Há relatos públicos de exploração por grupos de ameaça associando esse tipo de técnica (arquivos .url encadeados via WebDAV) a campanhas de phishing direcionadas antes da divulgação oficial da Microsoft, o que motivou a entrada imediata no catálogo KEV da CISA já na data de publicação (13/02/2024) com prazo de correção de três semanas — prazo curto, típico de vulnerabilidade com exploração confirmada em campo, não hipotética. Existe PoC pública, o que reduz a barreira técnica para replicar o bypass fora do contexto original de exploração.
Versões
Como se proteger
A correção definitiva é aplicar a atualização de segurança da Microsoft referente a fevereiro de 2024 (Patch Tuesday) para a versão específica do Windows em uso — a listagem exata de builds/KBs por versão está no advisory do MSRC (CVE-2024-21412) e deve ser conferida por produto, já que os pacotes variam entre Windows 10, Windows 11 e Windows Server 2019. Não há aqui uma versão de build numerada específica confirmada para citar; a referência confiável é sempre o MSRC para a versão exata instalada.

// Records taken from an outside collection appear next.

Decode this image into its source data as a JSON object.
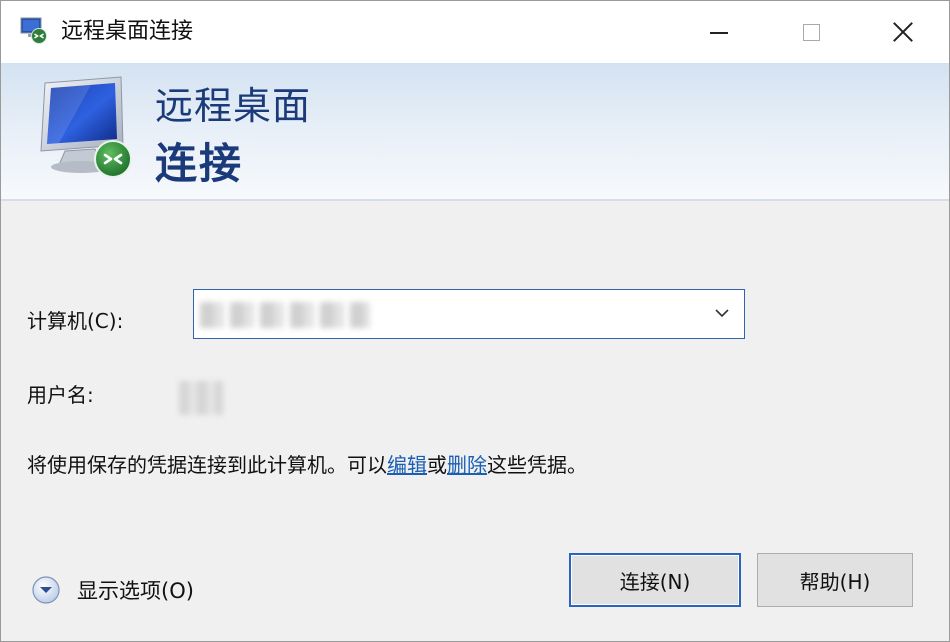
{
  "window": {
    "title": "远程桌面连接",
    "controls": {
      "minimize": "minimize-icon",
      "maximize": "maximize-icon",
      "close": "close-icon"
    }
  },
  "banner": {
    "title_line1": "远程桌面",
    "title_line2": "连接",
    "icon": "remote-desktop-monitor-icon"
  },
  "form": {
    "computer_label": "计算机(C):",
    "computer_value_blurred": true,
    "username_label": "用户名:",
    "username_value_blurred": true
  },
  "info": {
    "prefix": "将使用保存的凭据连接到此计算机。可以",
    "edit_link": "编辑",
    "middle": "或",
    "delete_link": "删除",
    "suffix": "这些凭据。"
  },
  "options": {
    "label": "显示选项(O)",
    "icon": "expand-chevron-icon"
  },
  "buttons": {
    "connect": "连接(N)",
    "help": "帮助(H)"
  },
  "colors": {
    "banner_title": "#1a3a7a",
    "link": "#1a5fb4",
    "focus_border": "#2b64c0",
    "window_bg": "#f0f0f0"
  }
}
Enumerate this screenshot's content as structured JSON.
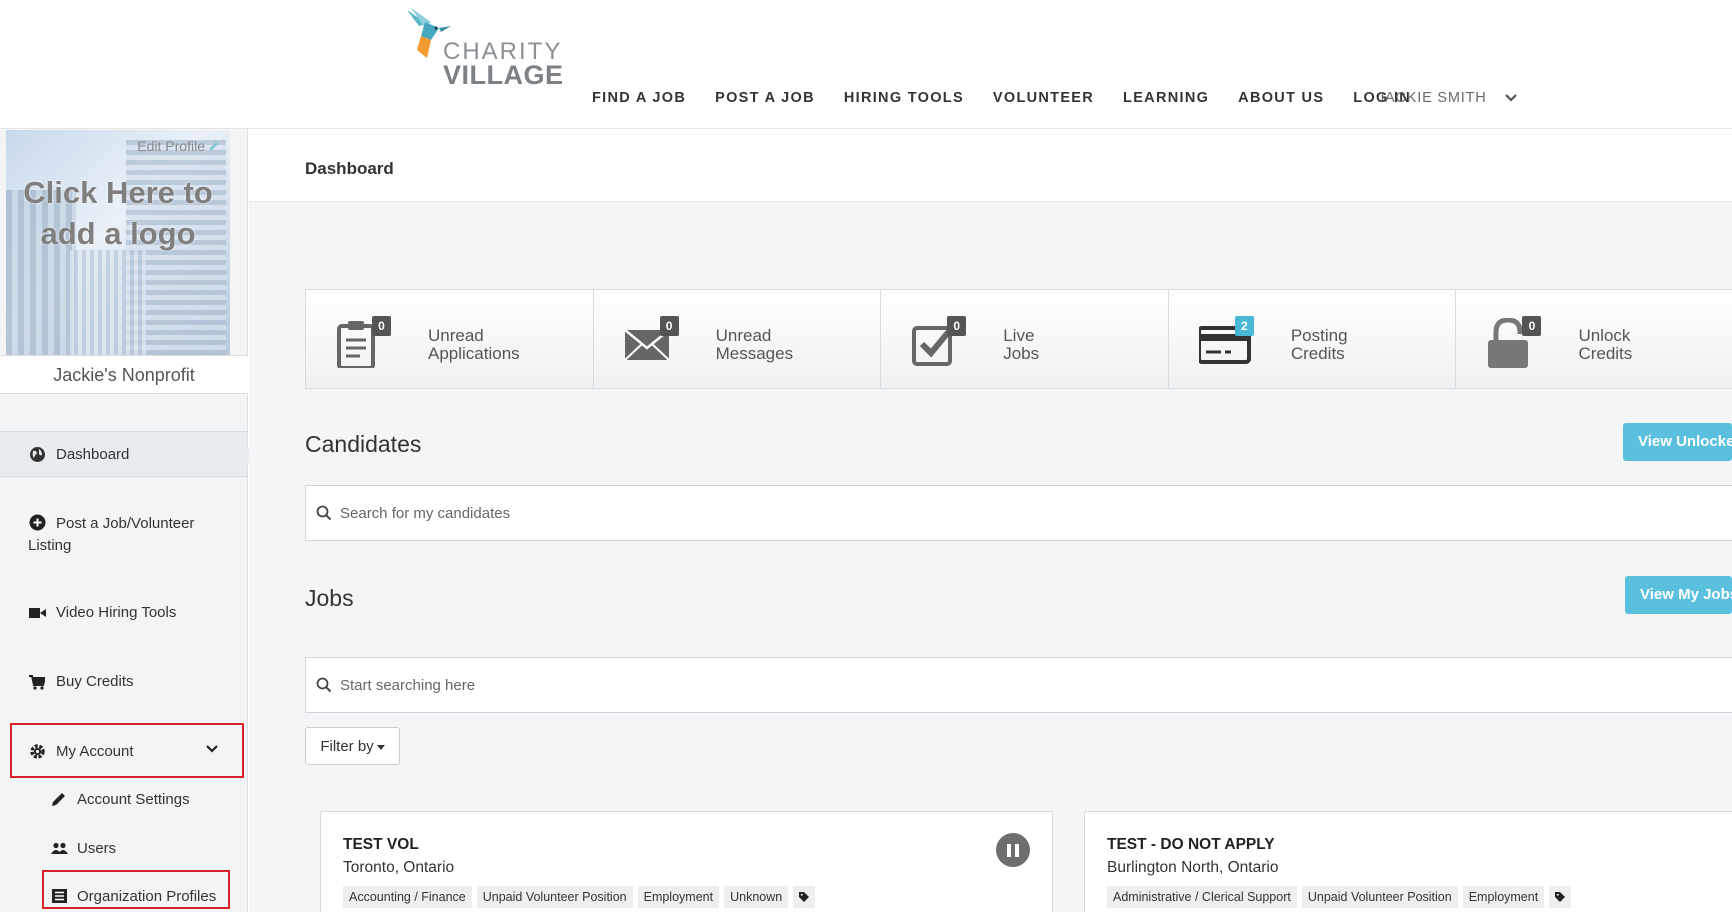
{
  "header": {
    "logo": {
      "line1": "CHARITY",
      "line2": "VILLAGE"
    },
    "nav": [
      "FIND A JOB",
      "POST A JOB",
      "HIRING TOOLS",
      "VOLUNTEER",
      "LEARNING",
      "ABOUT US",
      "LOG IN"
    ],
    "user_name": "JACKIE SMITH"
  },
  "sidebar": {
    "logo_placeholder_line1": "Click Here to",
    "logo_placeholder_line2": "add a logo",
    "edit_profile": "Edit Profile",
    "org_name": "Jackie's Nonprofit",
    "items": [
      {
        "label": "Dashboard",
        "icon": "globe-icon"
      },
      {
        "label": "Post a Job/Volunteer Listing",
        "icon": "plus-circle-icon"
      },
      {
        "label": "Video Hiring Tools",
        "icon": "video-camera-icon"
      },
      {
        "label": "Buy Credits",
        "icon": "cart-icon"
      },
      {
        "label": "My Account",
        "icon": "gear-icon"
      }
    ],
    "sub_items": [
      {
        "label": "Account Settings",
        "icon": "pencil-icon"
      },
      {
        "label": "Users",
        "icon": "users-icon"
      },
      {
        "label": "Organization Profiles",
        "icon": "list-icon"
      }
    ]
  },
  "main": {
    "page_title": "Dashboard",
    "stats": [
      {
        "count": "0",
        "line1": "Unread",
        "line2": "Applications",
        "icon": "clipboard-icon"
      },
      {
        "count": "0",
        "line1": "Unread",
        "line2": "Messages",
        "icon": "envelope-icon"
      },
      {
        "count": "0",
        "line1": "Live",
        "line2": "Jobs",
        "icon": "checkbox-icon"
      },
      {
        "count": "2",
        "line1": "Posting",
        "line2": "Credits",
        "icon": "credit-card-icon"
      },
      {
        "count": "0",
        "line1": "Unlock",
        "line2": "Credits",
        "icon": "lock-icon"
      }
    ],
    "candidates": {
      "title": "Candidates",
      "button": "View Unlocked",
      "search_placeholder": "Search for my candidates"
    },
    "jobs": {
      "title": "Jobs",
      "button": "View My Jobs",
      "search_placeholder": "Start searching here",
      "filter_label": "Filter by",
      "cards": [
        {
          "title": "TEST VOL",
          "location": "Toronto, Ontario",
          "tags": [
            "Accounting / Finance",
            "Unpaid Volunteer Position",
            "Employment",
            "Unknown"
          ]
        },
        {
          "title": "TEST - DO NOT APPLY",
          "location": "Burlington North, Ontario",
          "tags": [
            "Administrative / Clerical Support",
            "Unpaid Volunteer Position",
            "Employment"
          ]
        }
      ]
    }
  }
}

Como controle compensatório quando a atualização não pode ser aplicada de imediato: restringir ou bloquear a abertura de arquivos .url recebidos por e-mail ou download (via política de anexos/gateway), desabilitar ou filtrar tráfego SMB/WebDAV de saída para destinos externos não confiáveis, e reforçar treinamento contra clique em atalhos de internet inesperados. Isso reduz a superfície mas não fecha a falha — o bypass do MotW continua presente em sistemas não corrigidos. Não conte apenas com o SmartScreen ativo como mitigação: é exatamente o controle que a falha contorna.
Como detectar
Não há assinatura única e confiável, já que o vetor é um arquivo .url comum — o indicador mais útil é comportamental: arquivos .url que referenciam outro .url remoto (encadeamento), especialmente via caminhos WebDAV/SMB (ex.: acessos a compartilhamentos externos com URI do tipo file:// ou \\host\...), seguidos de download e execução de um binário logo após a abertura do atalho. Monitorar conexões SMB/WebDAV outbound para IPs ou domínios externos incomuns e correlacionar com abertura recente de arquivos .url recebidos por e-mail ou navegador é o sinal prático mais próximo de detecção nesse cenário, já que o próprio bypass é desenhado para não gerar o alerta padrão do SmartScreen.